CNR researchers, in collaboration with scientists at the Dana-Farber Cancer Institute and Harvard Medical School, have identified a natural molecular pathway that enables cells to burn off calories as heat rather than store them as fat. This raises the possibility of a new approach to treating and preventing obesity, diabetes, and other obesity-linked metabolic disorders including cancer.
Daniel Nomura, professor of Nutritional Sciences, and Toxicology, and Bruce Spiegelman, professor of cell biology and medicine at Harvard Medical School, are co-corresponding authors on the study, which appears online ahead of print in the journal Cell.
The researchers discovered the mechanism in energy-burning brown and beige fat cells in mice. They identified an enzyme, PM20D1, which is secreted by the cells and triggers the production of compounds called N-acyl amino acids. These N-acyl amino acids “uncouple” fat burning from other metabolic processes, allowing for weight loss. Such “uncouplers” were known as synthetic chemicals but this is the first known natural small molecule with uncoupling activity.

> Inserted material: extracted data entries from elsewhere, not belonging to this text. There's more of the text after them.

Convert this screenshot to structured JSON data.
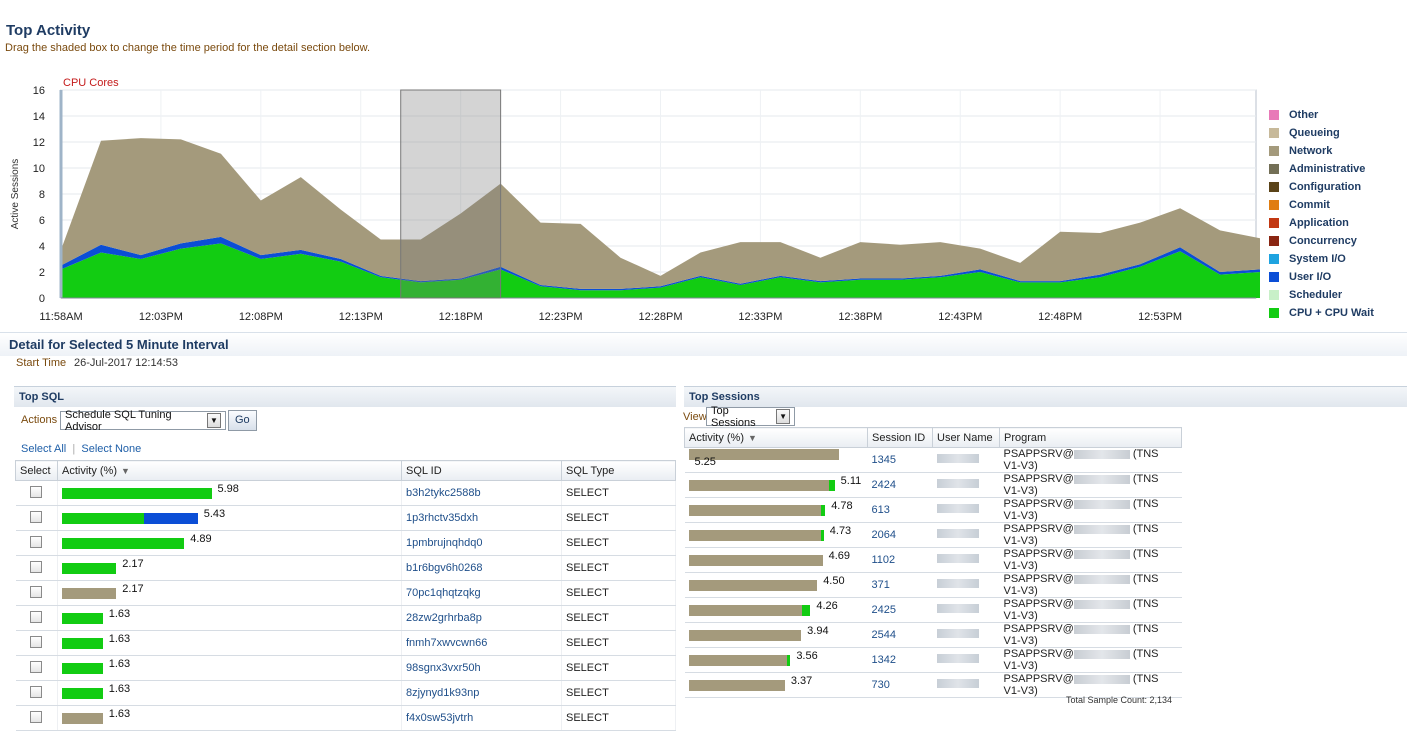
{
  "page": {
    "title": "Top Activity",
    "subtitle": "Drag the shaded box to change the time period for the detail section below."
  },
  "chart_data": {
    "type": "area",
    "stacked": true,
    "unit_label": "CPU Cores",
    "ylabel": "Active Sessions",
    "ylim": [
      0,
      16
    ],
    "yticks": [
      0,
      2,
      4,
      6,
      8,
      10,
      12,
      14,
      16
    ],
    "xlabels": [
      "11:58AM",
      "12:03PM",
      "12:08PM",
      "12:13PM",
      "12:18PM",
      "12:23PM",
      "12:28PM",
      "12:33PM",
      "12:38PM",
      "12:43PM",
      "12:48PM",
      "12:53PM"
    ],
    "x_minutes_from_start": [
      0,
      5,
      10,
      15,
      20,
      25,
      30,
      35,
      40,
      45,
      50,
      55
    ],
    "x_domain_minutes": [
      0,
      59.8
    ],
    "selection_minutes": [
      17,
      22
    ],
    "grid": true,
    "legend_position": "right",
    "legend": [
      {
        "name": "Other",
        "color": "#e87ab8"
      },
      {
        "name": "Queueing",
        "color": "#c7b99a"
      },
      {
        "name": "Network",
        "color": "#a49a7c"
      },
      {
        "name": "Administrative",
        "color": "#736f56"
      },
      {
        "name": "Configuration",
        "color": "#5a4318"
      },
      {
        "name": "Commit",
        "color": "#e07d12"
      },
      {
        "name": "Application",
        "color": "#c23812"
      },
      {
        "name": "Concurrency",
        "color": "#8a2612"
      },
      {
        "name": "System I/O",
        "color": "#1ea3e0"
      },
      {
        "name": "User I/O",
        "color": "#0b4ed6"
      },
      {
        "name": "Scheduler",
        "color": "#c8f0c8"
      },
      {
        "name": "CPU + CPU Wait",
        "color": "#12cc12"
      }
    ],
    "series": [
      {
        "name": "CPU + CPU Wait",
        "color": "#12cc12",
        "x_step_minutes": 2,
        "values": [
          2.2,
          3.5,
          3.0,
          3.8,
          4.2,
          3.0,
          3.4,
          2.8,
          1.6,
          1.2,
          1.4,
          2.2,
          0.9,
          0.6,
          0.6,
          0.8,
          1.6,
          1.0,
          1.6,
          1.2,
          1.4,
          1.4,
          1.6,
          2.0,
          1.2,
          1.2,
          1.6,
          2.4,
          3.6,
          1.8,
          2.0
        ]
      },
      {
        "name": "User I/O",
        "color": "#0b4ed6",
        "x_step_minutes": 2,
        "values": [
          0.3,
          0.6,
          0.3,
          0.4,
          0.5,
          0.3,
          0.3,
          0.2,
          0.1,
          0.1,
          0.1,
          0.2,
          0.1,
          0.1,
          0.1,
          0.1,
          0.1,
          0.1,
          0.1,
          0.1,
          0.1,
          0.1,
          0.1,
          0.2,
          0.1,
          0.1,
          0.2,
          0.2,
          0.3,
          0.2,
          0.2
        ]
      },
      {
        "name": "Network",
        "color": "#a49a7c",
        "x_step_minutes": 2,
        "values": [
          1.2,
          8.0,
          9.0,
          8.0,
          6.4,
          4.2,
          5.6,
          3.8,
          2.8,
          3.2,
          5.0,
          6.4,
          4.8,
          5.0,
          2.4,
          0.8,
          1.8,
          3.2,
          2.6,
          1.8,
          2.8,
          2.6,
          2.6,
          1.6,
          1.4,
          3.8,
          3.2,
          3.2,
          3.0,
          3.2,
          2.4
        ]
      }
    ]
  },
  "detail": {
    "title": "Detail for Selected 5 Minute Interval",
    "start_label": "Start Time",
    "start_value": "26-Jul-2017 12:14:53"
  },
  "top_sql": {
    "title": "Top SQL",
    "actions_label": "Actions",
    "action_selected": "Schedule SQL Tuning Advisor",
    "go_label": "Go",
    "select_all": "Select All",
    "select_none": "Select None",
    "columns": {
      "select": "Select",
      "activity": "Activity (%)",
      "sql_id": "SQL ID",
      "sql_type": "SQL Type"
    },
    "rows": [
      {
        "value": "5.98",
        "pct": 5.98,
        "cpu": 5.98,
        "io": 0,
        "other": 0,
        "sql_id": "b3h2tykc2588b",
        "sql_type": "SELECT"
      },
      {
        "value": "5.43",
        "pct": 5.43,
        "cpu": 3.26,
        "io": 2.17,
        "other": 0,
        "sql_id": "1p3rhctv35dxh",
        "sql_type": "SELECT"
      },
      {
        "value": "4.89",
        "pct": 4.89,
        "cpu": 4.89,
        "io": 0,
        "other": 0,
        "sql_id": "1pmbrujnqhdq0",
        "sql_type": "SELECT"
      },
      {
        "value": "2.17",
        "pct": 2.17,
        "cpu": 2.17,
        "io": 0,
        "other": 0,
        "sql_id": "b1r6bgv6h0268",
        "sql_type": "SELECT"
      },
      {
        "value": "2.17",
        "pct": 2.17,
        "cpu": 0,
        "io": 0,
        "other": 2.17,
        "sql_id": "70pc1qhqtzqkg",
        "sql_type": "SELECT"
      },
      {
        "value": "1.63",
        "pct": 1.63,
        "cpu": 1.63,
        "io": 0,
        "other": 0,
        "sql_id": "28zw2grhrba8p",
        "sql_type": "SELECT"
      },
      {
        "value": "1.63",
        "pct": 1.63,
        "cpu": 1.63,
        "io": 0,
        "other": 0,
        "sql_id": "fnmh7xwvcwn66",
        "sql_type": "SELECT"
      },
      {
        "value": "1.63",
        "pct": 1.63,
        "cpu": 1.63,
        "io": 0,
        "other": 0,
        "sql_id": "98sgnx3vxr50h",
        "sql_type": "SELECT"
      },
      {
        "value": "1.63",
        "pct": 1.63,
        "cpu": 1.63,
        "io": 0,
        "other": 0,
        "sql_id": "8zjynyd1k93np",
        "sql_type": "SELECT"
      },
      {
        "value": "1.63",
        "pct": 1.63,
        "cpu": 0,
        "io": 0,
        "other": 1.63,
        "sql_id": "f4x0sw53jvtrh",
        "sql_type": "SELECT"
      }
    ]
  },
  "top_sessions": {
    "title": "Top Sessions",
    "view_label": "View",
    "view_selected": "Top Sessions",
    "columns": {
      "activity": "Activity (%)",
      "session_id": "Session ID",
      "user_name": "User Name",
      "program": "Program"
    },
    "rows": [
      {
        "value": "5.25",
        "pct": 5.25,
        "cpu": 0,
        "session_id": "1345",
        "program_prefix": "PSAPPSRV@",
        "program_suffix": "(TNS V1-V3)"
      },
      {
        "value": "5.11",
        "pct": 5.11,
        "cpu": 0.2,
        "session_id": "2424",
        "program_prefix": "PSAPPSRV@",
        "program_suffix": "(TNS V1-V3)"
      },
      {
        "value": "4.78",
        "pct": 4.78,
        "cpu": 0.15,
        "session_id": "613",
        "program_prefix": "PSAPPSRV@",
        "program_suffix": "(TNS V1-V3)"
      },
      {
        "value": "4.73",
        "pct": 4.73,
        "cpu": 0.1,
        "session_id": "2064",
        "program_prefix": "PSAPPSRV@",
        "program_suffix": "(TNS V1-V3)"
      },
      {
        "value": "4.69",
        "pct": 4.69,
        "cpu": 0,
        "session_id": "1102",
        "program_prefix": "PSAPPSRV@",
        "program_suffix": "(TNS V1-V3)"
      },
      {
        "value": "4.50",
        "pct": 4.5,
        "cpu": 0,
        "session_id": "371",
        "program_prefix": "PSAPPSRV@",
        "program_suffix": "(TNS V1-V3)"
      },
      {
        "value": "4.26",
        "pct": 4.26,
        "cpu": 0.3,
        "session_id": "2425",
        "program_prefix": "PSAPPSRV@",
        "program_suffix": "(TNS V1-V3)"
      },
      {
        "value": "3.94",
        "pct": 3.94,
        "cpu": 0,
        "session_id": "2544",
        "program_prefix": "PSAPPSRV@",
        "program_suffix": "(TNS V1-V3)"
      },
      {
        "value": "3.56",
        "pct": 3.56,
        "cpu": 0.1,
        "session_id": "1342",
        "program_prefix": "PSAPPSRV@",
        "program_suffix": "(TNS V1-V3)"
      },
      {
        "value": "3.37",
        "pct": 3.37,
        "cpu": 0,
        "session_id": "730",
        "program_prefix": "PSAPPSRV@",
        "program_suffix": "(TNS V1-V3)"
      }
    ],
    "total_label": "Total Sample Count: 2,134"
  }
}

When they injected the N-acyl amino acids into obese mice which ate a high-fat diet, the researchers noted significant weight loss after eight days of treatment. The weight loss was entirely in fatty tissue.
“These data certainly suggest that either PM20D1 or N-acyl amino acids themselves might be used therapeutically for the treatment of obesity and other obesity-associated disorders” such as diabetes and fatty liver disease,” said Spiegelman.